Prior to submitting the bid, each individual sponsor must obtain approval from its internal investment committee. Since each sponsor normally has different procedures and requirements (that is, different information may have to be provided, there may be different dates fixed for internal committees meetings, and so on), the bidding team must be prepared to provide project information to each of the sponsors well in advance of the procuring authority’s tender submission date.

Additionally, the consortium as a whole must obtain the approval of the steering committee to submit its bid because the decision to submit a final RFP response constitutes a formal decision to invest. Consequently, in order to submit a RFP response, all members of the consortium must be fully aligned and agree on its terms and conditions.
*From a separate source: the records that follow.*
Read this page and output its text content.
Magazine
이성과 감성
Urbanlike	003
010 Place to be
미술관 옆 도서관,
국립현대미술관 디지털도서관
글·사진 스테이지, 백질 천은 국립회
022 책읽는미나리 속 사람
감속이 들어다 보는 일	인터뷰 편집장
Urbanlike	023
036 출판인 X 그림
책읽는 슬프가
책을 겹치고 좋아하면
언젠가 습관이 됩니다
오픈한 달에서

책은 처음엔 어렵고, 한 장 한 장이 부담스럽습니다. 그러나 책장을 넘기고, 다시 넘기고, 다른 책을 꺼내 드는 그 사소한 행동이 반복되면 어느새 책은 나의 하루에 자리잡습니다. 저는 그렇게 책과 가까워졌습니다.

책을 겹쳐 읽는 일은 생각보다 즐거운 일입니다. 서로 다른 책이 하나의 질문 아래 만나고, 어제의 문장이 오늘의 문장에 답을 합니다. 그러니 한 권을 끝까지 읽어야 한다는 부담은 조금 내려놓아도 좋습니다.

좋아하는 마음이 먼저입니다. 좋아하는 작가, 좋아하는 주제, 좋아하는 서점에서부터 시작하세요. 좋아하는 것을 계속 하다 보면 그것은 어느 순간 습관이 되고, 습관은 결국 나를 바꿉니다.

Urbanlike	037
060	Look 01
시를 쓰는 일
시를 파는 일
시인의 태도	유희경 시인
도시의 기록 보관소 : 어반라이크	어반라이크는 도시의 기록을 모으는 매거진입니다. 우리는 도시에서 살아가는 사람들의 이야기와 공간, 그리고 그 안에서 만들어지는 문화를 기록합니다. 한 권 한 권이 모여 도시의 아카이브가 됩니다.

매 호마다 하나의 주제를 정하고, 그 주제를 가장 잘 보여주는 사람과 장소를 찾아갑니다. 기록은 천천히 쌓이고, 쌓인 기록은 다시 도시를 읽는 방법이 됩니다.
If one sponsor cannot agree on an issue relating to the RFP response, meaning that there is no general agreement among sponsors, then it will be difficult for the consortium’s response to be submitted. In such a situation, it will be the steering committee that will try to broker an agreement. Once this is achieved, the RFP response can be submitted.

One of the most important governance challenges the steering committee faces is the need to deal with and manage disputes among the sponsors. Some sponsors might not be 100 percent aligned with each other, or they might be unable to adopt a consistent approach to the PPP project risks. Both situations would undermine the consortium’s ability to prepare a competitive bid and deliver Value for Money. To deal with key decision-making and conflicts of interest, it is normal to have in place the following procedures and mechanisms:

  • A structured voting procedure identifying decisions to be adopted by simple majority, qualified majority voting, unanimity voting, and reserved matters.
  • A deadlock mechanism and reference to independent experts.
  • A dispute resolution procedure that may involve recourse to alternative forms of dispute resolution, such as mediation or arbitration.
  • Recognized situations in which recourse to the senior management of the parent companies is required.

As noted, typically the governance procedures and the mechanisms in place during the bidding process will be incorporated into the shareholders’ agreement.

 

[4] The debt arranger will usually provide a part of the loan funds. Sometimes it may be committed to provide the whole amount (underwriting) so as to allocate part of the funds among other banks (syndication).